Light energy emitted by stars is due to

1. Breaking of nuclei 

2.Joining of nuclei       

3. Burning of nuclei

4. Reflection of solar light

A nuclear decay is expressed as:
\(_{6}^{11}\mathrm{C}\rightarrow _{5}^{11}\mathrm{B}+\beta^{+}+\mathrm{X}\)
Then the unknown particle \(X\) is:
1. neutron 
2. antineutrino
3. proton 
4. neutrino

The rate of disintegration of a fixed quantity of a radioactive substance can be increased by:

1. increasing the temperature.

2. increasing the pressure.

3. chemical reaction.

4. it is not possible.

The mass of \({}_{7}^{15}\mathrm{N}\) is \(15.00011\) amu, mass of \({}_{8}^{16}\mathrm{O}\) is \(15.99492\) amu and \(m_p = 1.00783\) amu.

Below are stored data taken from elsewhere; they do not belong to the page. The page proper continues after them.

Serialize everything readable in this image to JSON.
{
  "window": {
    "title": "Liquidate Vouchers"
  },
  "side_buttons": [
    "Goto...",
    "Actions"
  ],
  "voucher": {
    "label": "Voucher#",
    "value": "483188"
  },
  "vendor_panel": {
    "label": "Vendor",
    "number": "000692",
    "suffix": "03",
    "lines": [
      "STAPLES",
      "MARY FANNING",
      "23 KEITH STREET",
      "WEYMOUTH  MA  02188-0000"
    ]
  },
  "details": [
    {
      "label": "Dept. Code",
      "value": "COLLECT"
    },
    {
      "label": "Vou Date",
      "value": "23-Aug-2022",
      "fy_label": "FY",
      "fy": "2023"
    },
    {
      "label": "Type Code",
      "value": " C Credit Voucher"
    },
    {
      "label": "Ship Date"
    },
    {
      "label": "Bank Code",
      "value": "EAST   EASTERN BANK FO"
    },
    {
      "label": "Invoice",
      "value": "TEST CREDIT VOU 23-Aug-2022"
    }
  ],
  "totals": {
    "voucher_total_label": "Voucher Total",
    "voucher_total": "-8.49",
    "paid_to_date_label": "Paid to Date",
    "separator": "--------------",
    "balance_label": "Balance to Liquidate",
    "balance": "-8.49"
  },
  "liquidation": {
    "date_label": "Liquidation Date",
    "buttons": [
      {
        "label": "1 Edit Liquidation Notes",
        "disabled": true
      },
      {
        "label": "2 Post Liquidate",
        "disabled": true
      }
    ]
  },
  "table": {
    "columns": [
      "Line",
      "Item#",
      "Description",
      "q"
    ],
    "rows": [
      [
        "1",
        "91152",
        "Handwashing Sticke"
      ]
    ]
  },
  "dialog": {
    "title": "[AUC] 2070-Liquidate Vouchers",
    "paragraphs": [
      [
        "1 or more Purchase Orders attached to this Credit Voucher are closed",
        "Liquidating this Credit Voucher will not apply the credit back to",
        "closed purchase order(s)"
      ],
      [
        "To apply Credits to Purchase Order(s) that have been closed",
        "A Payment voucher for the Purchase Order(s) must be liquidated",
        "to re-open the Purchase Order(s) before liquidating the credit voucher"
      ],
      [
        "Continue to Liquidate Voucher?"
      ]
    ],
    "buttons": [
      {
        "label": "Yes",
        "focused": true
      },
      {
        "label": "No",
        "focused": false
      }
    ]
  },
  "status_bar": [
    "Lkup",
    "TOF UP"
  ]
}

Determine the binding energy of the last proton of \({ }_{8}^{16}\mathrm{O}\).
1. \(2.13\) MeV
2. \(0.13\) MeV 
3. \(10\) MeV 
4. \(12.13\) MeV

The power obtained in a reactor using \(\mathrm{U}^{235}\) disintegration is \(1000\) kW. The mass decay of \(\mathrm{U}^{235}\) per hour is:
1. \(1\) microgram
2. \(10\) microgram
3. \(20\) microgram
4. \(40\) microgram